Former Observer editor Roger Alton has again denied that allegations about the paper's reporting of the run-up to the Iraq war, made in Guardian contributor Nick Davies's new book, led to his resignation last October.
"The idea that I left The Observer because of this book is about as likely as the Taj Mahal turning out to be a space ship, or the Jews being responsible for 9/11 or that the sun comes up in the middle of the night," Alton told the Sunday Herald, which today published details of the chapter about the Observer in Davies' book, Flat Earth News.
According to the Sunday Herald piece, Davies's book holds up the Observer's coverage of the war as an example of journalism gone badly wrong, largely because of former Observer executive editor Kamal Ahmed's close relationship with former Downing Street spin doctor Alastair Campbell and former editor Roger Alton's alleged political inexperience.

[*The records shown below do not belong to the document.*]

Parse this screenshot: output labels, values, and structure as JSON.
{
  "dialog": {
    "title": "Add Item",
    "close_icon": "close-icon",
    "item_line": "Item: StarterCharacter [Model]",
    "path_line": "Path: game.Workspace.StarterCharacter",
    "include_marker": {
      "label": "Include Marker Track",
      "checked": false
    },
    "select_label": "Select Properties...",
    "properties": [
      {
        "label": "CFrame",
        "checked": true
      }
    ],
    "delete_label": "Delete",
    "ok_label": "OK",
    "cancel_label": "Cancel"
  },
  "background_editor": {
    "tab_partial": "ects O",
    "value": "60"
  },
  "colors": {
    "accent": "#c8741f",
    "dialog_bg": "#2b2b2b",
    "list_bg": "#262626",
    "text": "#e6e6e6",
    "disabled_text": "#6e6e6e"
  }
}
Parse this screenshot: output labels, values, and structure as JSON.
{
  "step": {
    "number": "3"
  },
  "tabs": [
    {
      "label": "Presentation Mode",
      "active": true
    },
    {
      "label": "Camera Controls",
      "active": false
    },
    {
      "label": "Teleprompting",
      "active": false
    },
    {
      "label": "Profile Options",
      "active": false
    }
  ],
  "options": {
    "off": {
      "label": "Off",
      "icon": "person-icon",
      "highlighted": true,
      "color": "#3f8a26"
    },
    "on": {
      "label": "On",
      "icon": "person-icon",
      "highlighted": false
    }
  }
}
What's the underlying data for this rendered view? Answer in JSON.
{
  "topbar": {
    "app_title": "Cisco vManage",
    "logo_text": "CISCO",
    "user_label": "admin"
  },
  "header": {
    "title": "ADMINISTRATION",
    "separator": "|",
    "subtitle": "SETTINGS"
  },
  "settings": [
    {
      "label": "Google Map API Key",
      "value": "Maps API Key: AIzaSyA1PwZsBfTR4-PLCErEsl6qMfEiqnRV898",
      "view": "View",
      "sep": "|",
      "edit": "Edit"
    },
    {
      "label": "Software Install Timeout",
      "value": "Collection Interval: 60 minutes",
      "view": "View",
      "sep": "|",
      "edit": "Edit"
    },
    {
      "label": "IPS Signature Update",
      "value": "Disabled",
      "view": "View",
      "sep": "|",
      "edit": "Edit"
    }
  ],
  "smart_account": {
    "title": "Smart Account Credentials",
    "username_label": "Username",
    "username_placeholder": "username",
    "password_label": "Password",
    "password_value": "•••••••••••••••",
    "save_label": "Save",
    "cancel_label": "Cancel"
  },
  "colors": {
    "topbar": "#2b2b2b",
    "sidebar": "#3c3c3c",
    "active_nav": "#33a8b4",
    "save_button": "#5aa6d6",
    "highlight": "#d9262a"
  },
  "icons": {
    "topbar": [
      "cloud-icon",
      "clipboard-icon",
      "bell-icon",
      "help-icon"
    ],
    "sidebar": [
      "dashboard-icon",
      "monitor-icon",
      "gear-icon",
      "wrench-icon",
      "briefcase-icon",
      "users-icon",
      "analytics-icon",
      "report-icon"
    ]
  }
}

Speaking to the Sunday Herald, Davies repeated his denial of suggestions that Rusbridger had had advance knowledge of the contents of his book.
When both Ahmed and Alton resigned last October, reports in the Telegraph, Independent, and Mail, suggested that it had been prompted by a dispute between Alton and Guardian editor Alan Rusbridger over the book.
Alton has previously denied that he resigned over a conflict with Rusbridger over the book or the sister titles' online integration plans.
"I've never had any conflict with anybody," he said last month in an interview with Press Gazette.
In that interview, Alton said some further integration of the two papers was now necessary and also defended Ahmed: "Kamal is one of the best journalists I have ever worked with and of the highest integrity, so if anybody impinges his integrity I'll go and punch his fucking face in."